Since Erdogan appointed Erkan and Simsek in June last year, the central bank has hiked Turkey’s benchmark rate by 3,400 bp to 42.5%.

Erkan and Simsek are seeking to persuade foreign investors to return to buying Turkey’s domestic assets. With many nursing burnt fingers, they largely abandoned the country as Erdogan pushed a growth-at-all-costs policy and applied tight state management to the foreign exchange, debt and credit markets.

A difficulty for foreign investors is that restrictions in the offshore lira-swaps market, originally brought in to foil short sellers, obstruct the path for investors looking to protect exposure to Turkey.

“The challenge right now is that the cost of hedging the currency risk is very high, around 40%,” Grant Webster, a portfolio manager and co-head of emerging markets at Ninety One in London, was reported as saying by Bloomberg. “Investors need to take a long-term view, which is not easy in Turkey given the recent history of policy missteps.”

Turkey does, however, by now have the highest local-currency yields among major developing nations, according to the Bloomberg Emerging Markets Local Currency Government Index.

Erkan has said that now may be the most optimal time to enter the Turkish debt market, pointing to plans for a more “moderate” policy environment to come. She has also contended that investors should focus not on current inflation, but the central bank’s forecast that it will slow to 36% by the end of the year.

“For foreigners to return they need to see patience, because this is going to take a long time to unwind. It’s not going to be painless,” Ninety One’s Webster was also quoted as saying.

Turkey’s official inflation looks set to peak in May. It should then fall below the policy rate in the next few months thanks to the base effect. So the beginning of lira appreciation should arrive in July at the latest.

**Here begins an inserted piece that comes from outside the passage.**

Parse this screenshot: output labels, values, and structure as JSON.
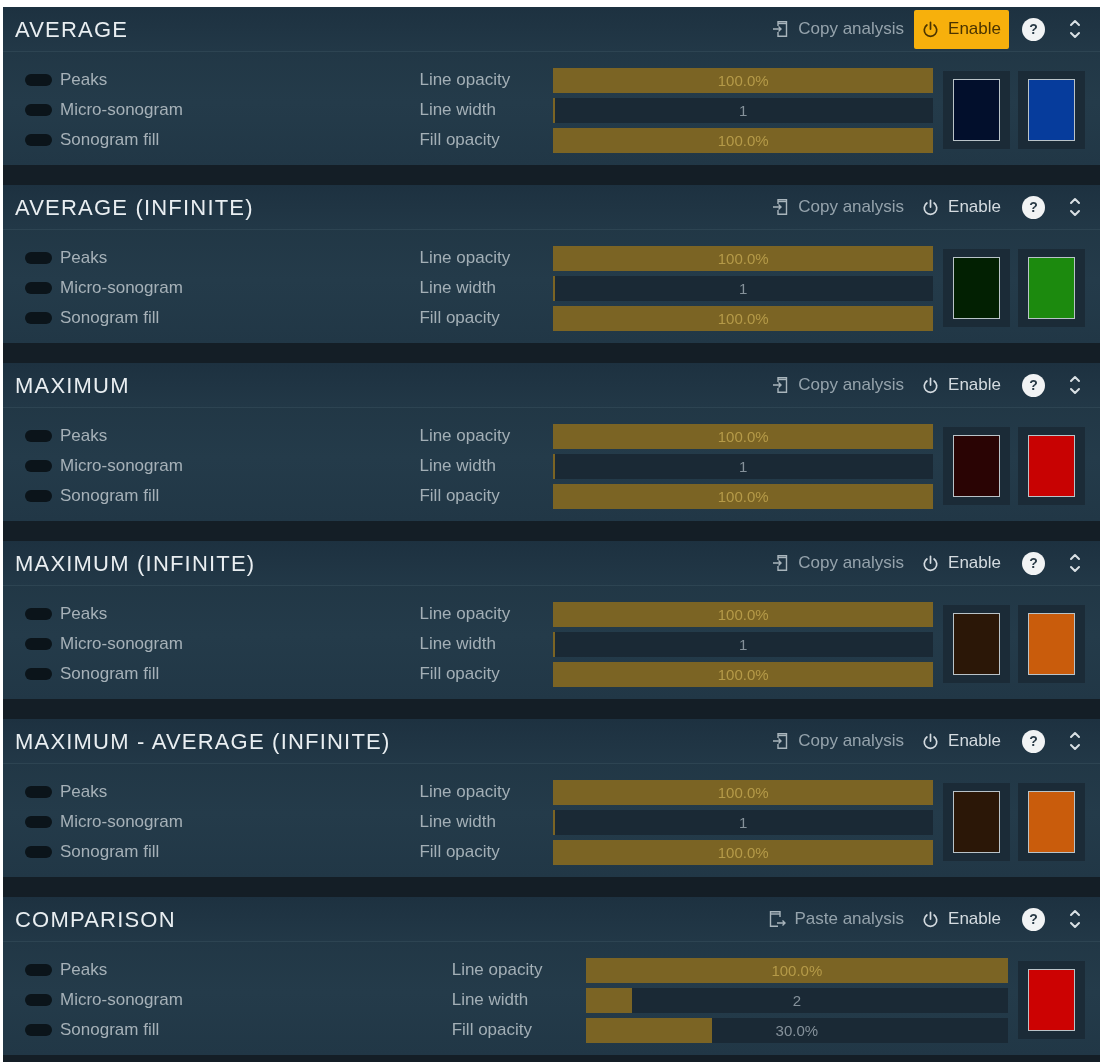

bne IntelliNews’ Turkey Outlook 2024 advises: “Turkish lira papers are expected to prove the bet of the year in 2024. Following the local elections that will be held on March 31, Turkey’s policy rate will reach its peak. The finance industry will then be welcomed in for the rate-cutting feast. Double returns from the rising prices of lira papers and lira appreciation will be written.

“When the USD/TRY stops heading north, the carry trade will also be on the table. With the non-capital controls on the lira market easing, the forex trade option will also return.

Eurobonds sold by Turkey’s government and big corporates always offer good returns. They currently stand in the 7-9% range, for long-termers.

“The prices are at their peak at the moment as Turkey’s five-year credit default swaps (CDS) fell below the 300-level during the new year rally on global markets.

“The course of the CDS does not indicate there is much space left in the downward direction. For trade purposes, a jump in the CDS during the next market stress (possibly up to the end of February on global markets or prior to the local elections in Turkey) could be followed up.”